I would like to remember those events through the story of one of my colleagues: Bun Chan Lyla.

“My name is Bun Chan Lyla, and I am 47 years old. I am born in Kampong Thom. I was about 12 when my family we left and went to Siem Reap. I remember that it was 1970, and the Khmer Rouge were fighting the Government troop of General Lon Lon. The war was all over the country at that time. I left for Siem Reap with my mother, one brother and two sisters. My father, who was a teacher, stayed in Kampong Thom. We lived in Kbal Speu, a village near Siem Reap that was under Vietnamese-Khmer Rouge control and with little fighting. We stayed there until 1973, when the situation worsened so much that we had to leave. We took a boat to Phnom Penh across the Tonlé Sap Lake with many other people. The lake is huge, and in the middle of it it is impossible to see the shores. At one point, just in the middle of it, we were spotted by two fighter planes that plunged towards us, shooting with their machine guns. I saw the water jumping up on the side of the boat. People were screaming, seeing that the fighters plunged a second time. We opened part of the boat\’s roof to show that we were refugees. I remember that my mother gave me a white cloth and told me to go on the roof and show it to the pilots, so I did. Fortunately, the plane left.
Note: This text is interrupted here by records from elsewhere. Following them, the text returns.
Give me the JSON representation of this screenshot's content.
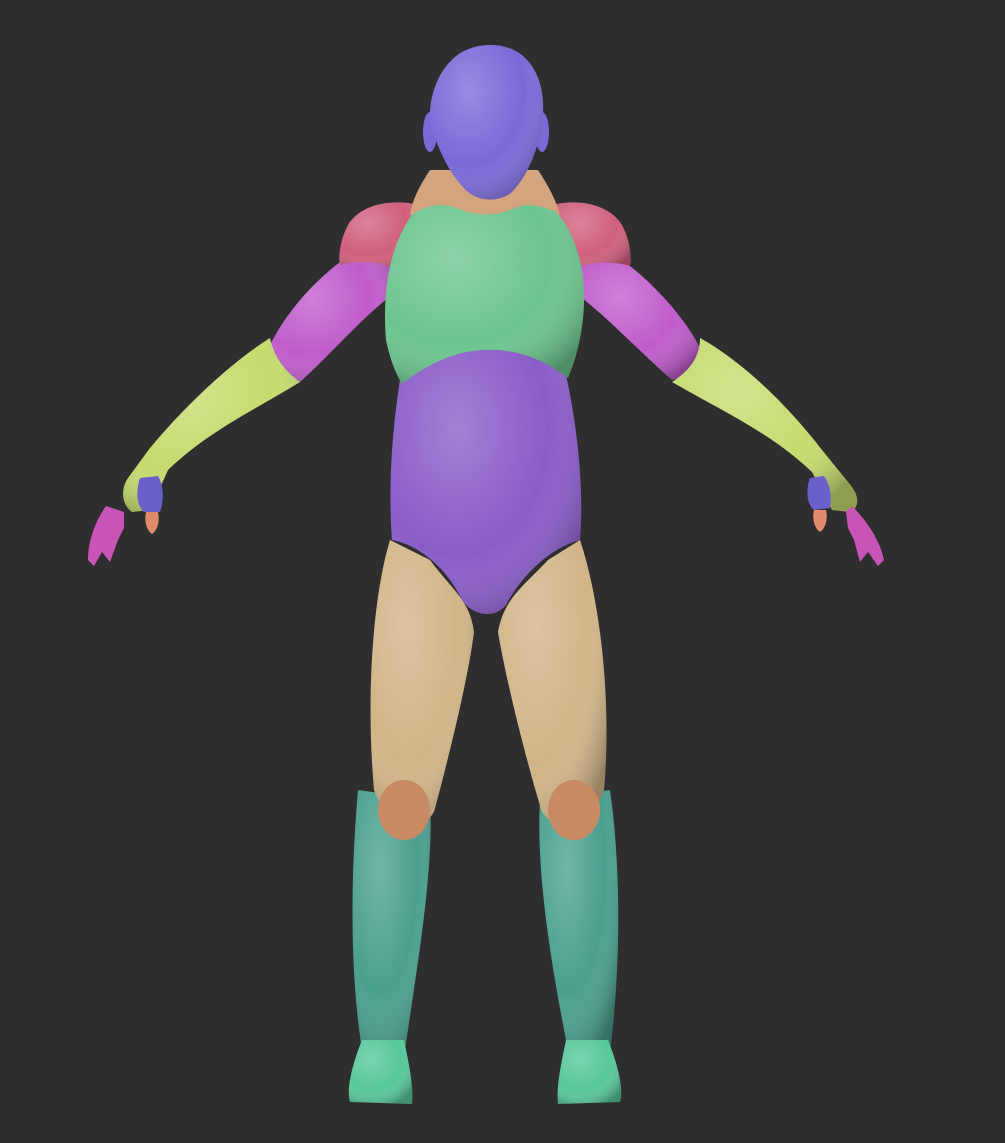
{
  "viewport": {
    "background_color": "#2e2e2e"
  },
  "model": {
    "pose": "A-pose",
    "view": "front",
    "polygroup_colors": {
      "head": "#7a6ad8",
      "neck": "#d4a47e",
      "shoulder_caps": "#d0607e",
      "chest": "#6cc58e",
      "abdomen_pelvis": "#8a5cc8",
      "upper_arms": "#c05ccc",
      "forearms": "#c4dc6e",
      "hand_back": "#6a60cc",
      "fingers": "#c854b8",
      "thumbs": "#e08a6c",
      "thighs": "#d2b488",
      "knees": "#c88a62",
      "shins": "#4aa08e",
      "feet": "#58c89a"
    }
  }
}
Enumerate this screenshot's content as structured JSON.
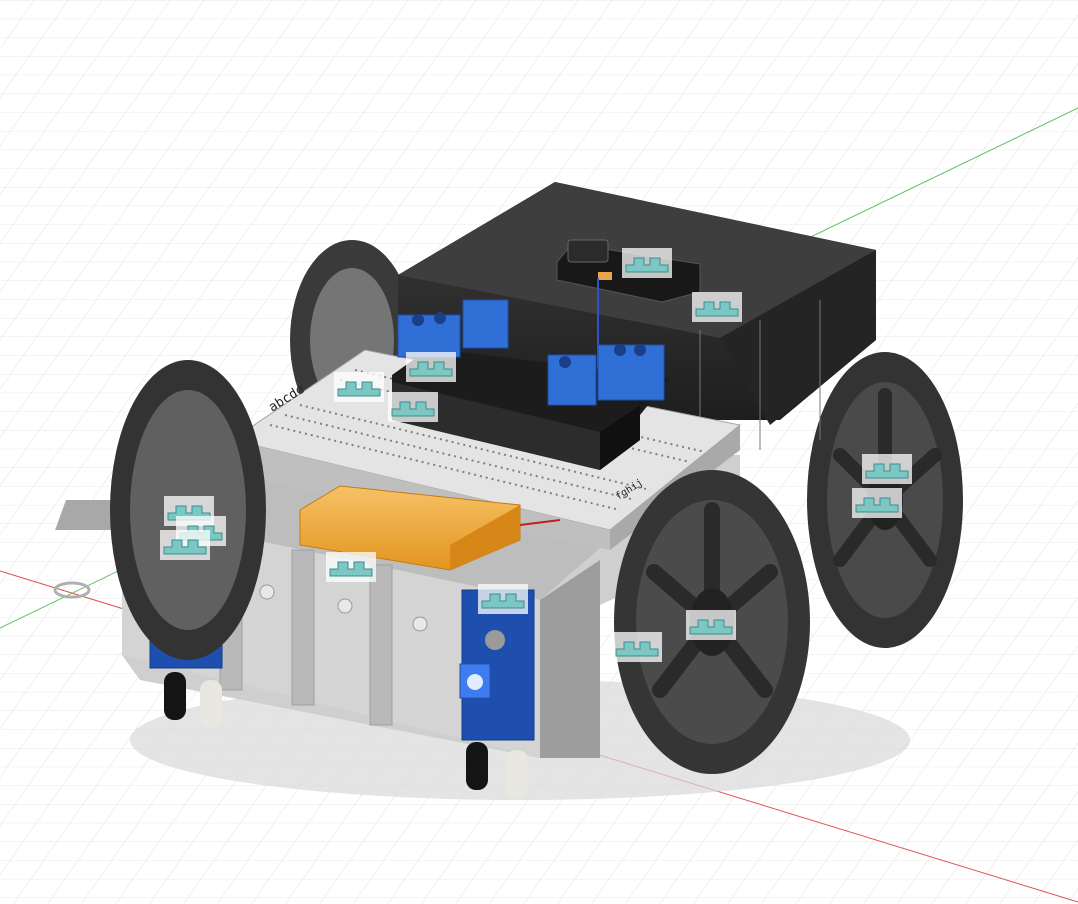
{
  "app": {
    "view": "3D viewport",
    "model": "robot-chassis-assembly"
  },
  "colors": {
    "background": "#ffffff",
    "grid": "#dcdcdc",
    "x_axis": "#e05050",
    "y_axis": "#60c060",
    "chassis": "#c8c8c8",
    "enclosure": "#2a2a2a",
    "wheel": "#3a3a3a",
    "terminal_block": "#2f6fd6",
    "sensor_board": "#1f4fae",
    "battery": "#f0a830",
    "joint_glyph": "#7ac7c4"
  },
  "icons": {
    "joint_marker": "joint-icon",
    "origin": "origin-icon"
  },
  "labels": {
    "breadboard_markings": [
      "abcde",
      "fghij"
    ]
  }
}
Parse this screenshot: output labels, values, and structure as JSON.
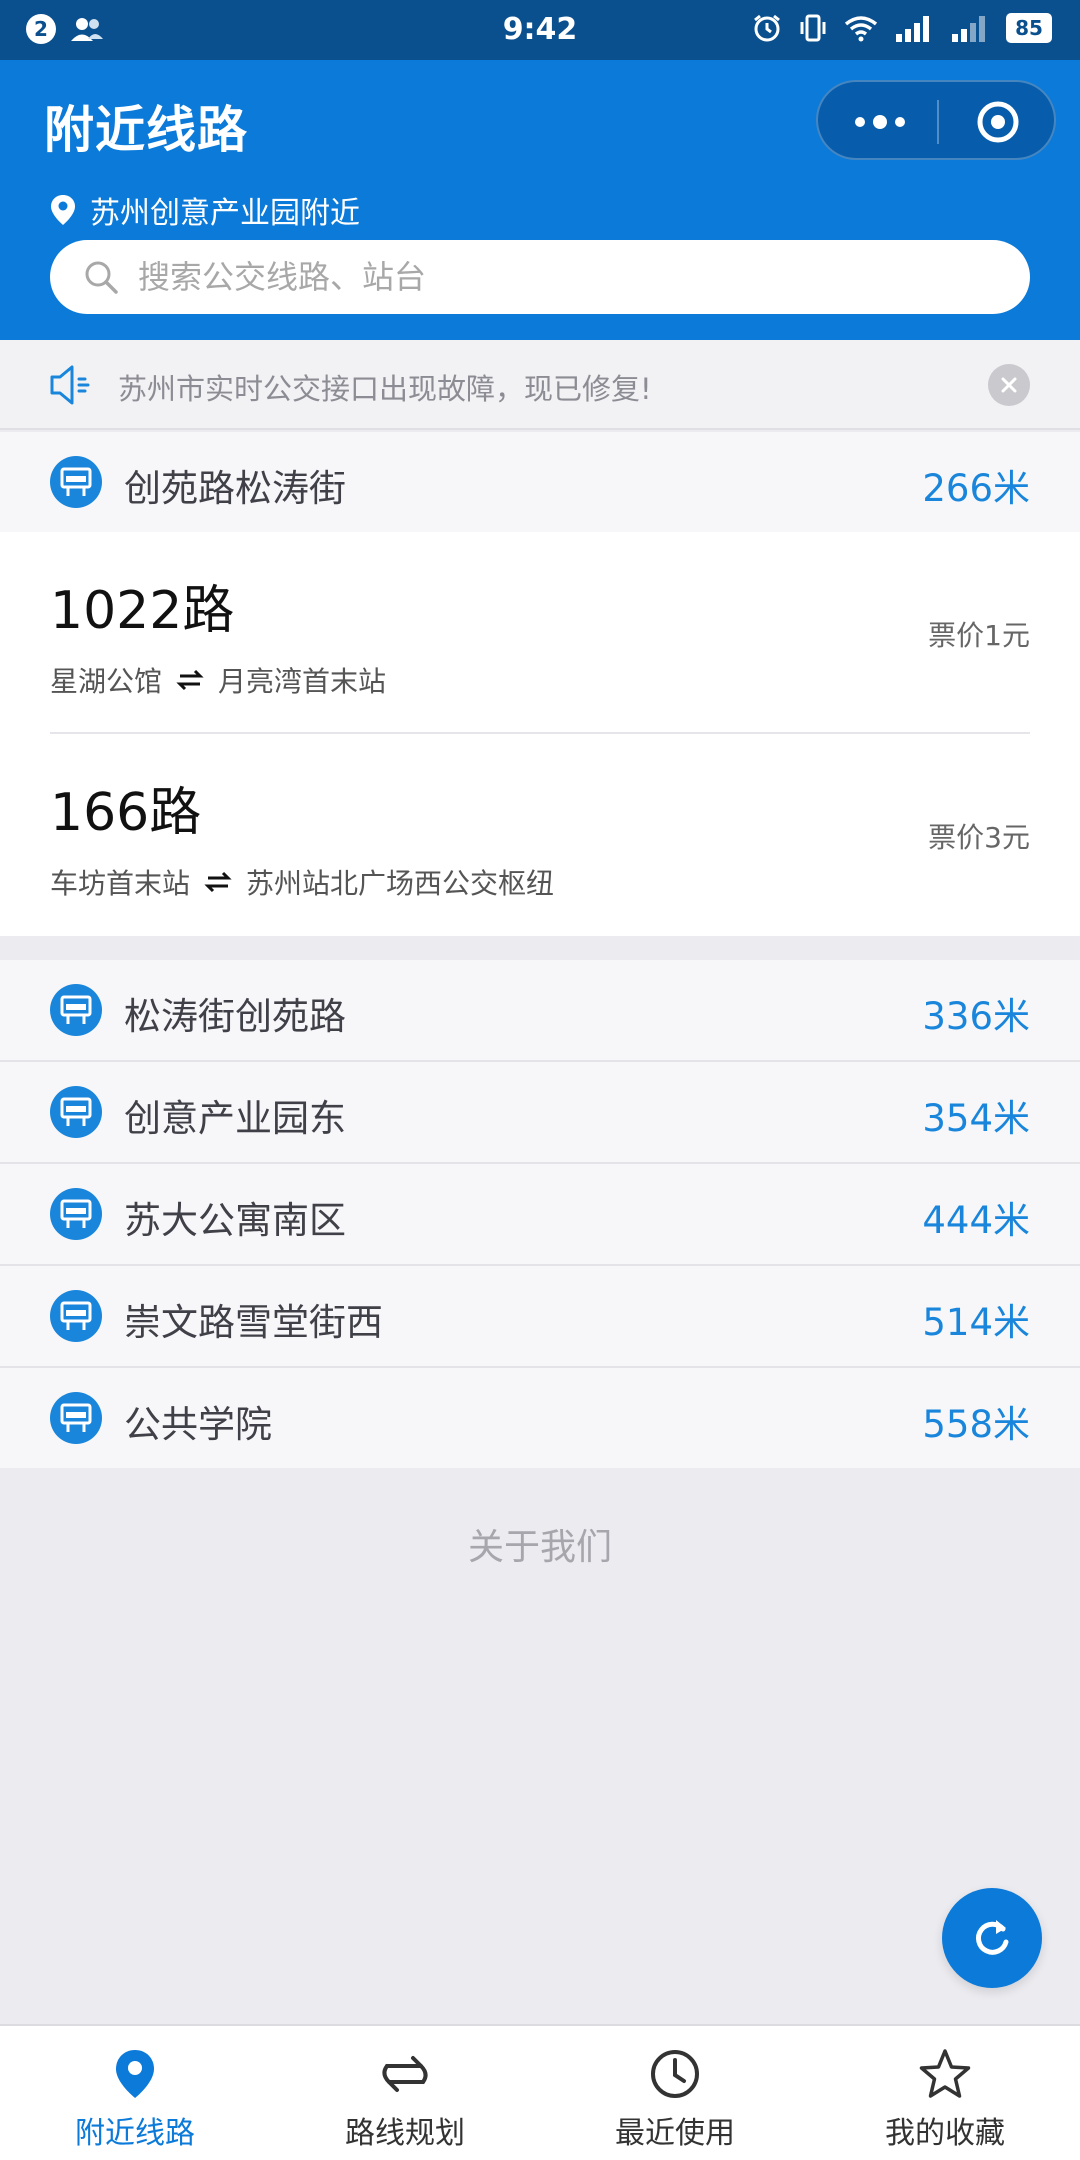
{
  "status_bar": {
    "notification_count": "2",
    "time": "9:42",
    "battery": "85",
    "icons": [
      "contacts-icon",
      "alarm-icon",
      "vibrate-icon",
      "wifi-icon",
      "signal-icon",
      "signal-icon-2",
      "battery-icon"
    ]
  },
  "header": {
    "title": "附近线路",
    "location": "苏州创意产业园附近",
    "search_placeholder": "搜索公交线路、站台"
  },
  "notice": {
    "text": "苏州市实时公交接口出现故障，现已修复!"
  },
  "first_station": {
    "name": "创苑路松涛街",
    "distance": "266米"
  },
  "routes": [
    {
      "name": "1022路",
      "from": "星湖公馆",
      "to": "月亮湾首末站",
      "fare": "票价1元"
    },
    {
      "name": "166路",
      "from": "车坊首末站",
      "to": "苏州站北广场西公交枢纽",
      "fare": "票价3元"
    }
  ],
  "stations": [
    {
      "name": "松涛街创苑路",
      "distance": "336米"
    },
    {
      "name": "创意产业园东",
      "distance": "354米"
    },
    {
      "name": "苏大公寓南区",
      "distance": "444米"
    },
    {
      "name": "崇文路雪堂街西",
      "distance": "514米"
    },
    {
      "name": "公共学院",
      "distance": "558米"
    }
  ],
  "footer": {
    "about": "关于我们"
  },
  "tabbar": {
    "items": [
      {
        "label": "附近线路",
        "icon": "location-pin-icon",
        "active": true
      },
      {
        "label": "路线规划",
        "icon": "route-swap-icon",
        "active": false
      },
      {
        "label": "最近使用",
        "icon": "clock-icon",
        "active": false
      },
      {
        "label": "我的收藏",
        "icon": "star-icon",
        "active": false
      }
    ]
  },
  "colors": {
    "status_bar": "#0a4f8e",
    "primary": "#0b7ad9",
    "distance": "#1a86db",
    "background": "#ebebf0"
  }
}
It took us three days to reach Phnom Penh. During the night, we had to sleep on the lake shores in hidden places, and we were all very afraid. Me and my family when we arrived in Phnom Penh, we had nothing: no money and only the clothes we were wearing. A relative who had a good position in the administration hosted us for some time. I remember that we had only one set of clothes and looked really as impoverished people look. It wasn\’t easy to get work in Phnom Penh. Thousands of refugees arrived every day in the town. After some time, another uncle offered us one room in his house for the five of us. We stayed there for about one year. I had a job, waking up very early every morning I was selling bread (French baguettes) in the streets of our neighbourhood, shouting “Nom pan! Nom pan!” (Bread! Bread!). When the bread was sold, I went to school. My sisters were also selling some food so that we were able to buy food for ourselves.

Then April 1975 arrived. At that time, Phnom Penh was full of refugees from all over the country. The Khmer Rouge had surrounded the town and mined the main rivers. The town fell, and they came in on the 17th of April. In the following two-three days, they immediately started the evacuation of the town. They went around the streets with microphones saying that American planes could bomb the town at any moment and that everybody had to leave. Who delayed the departure or tried to hide were shot. Together with my relatives, we left Phnom Penh on the 21st. We were in large groups of people that the Khmer Rouge made walk south to Kampong Speu. I saw many bodies on the side of the road: military, Khmer Rouge, civilian, many many bodies. There were also burning houses, and shootings could always be heard. I remember sick and injured people pushed onto their hospital beds and forced to walk with us. I saw the corpse of a woman lying in the grass a few meters from me with her baby, trying to get milk from the breast.

We could not help. We could not help anyone. If we did, we would have been killed on the spot. Now and then, we could stop and rest, but never too long as other groups were pushing behind us and the Khmer Rouge were shouting at us and ordered at gunpoint to move on. We were ten people in my family and relatives when we left Phnom Penh and only four when we arrived”.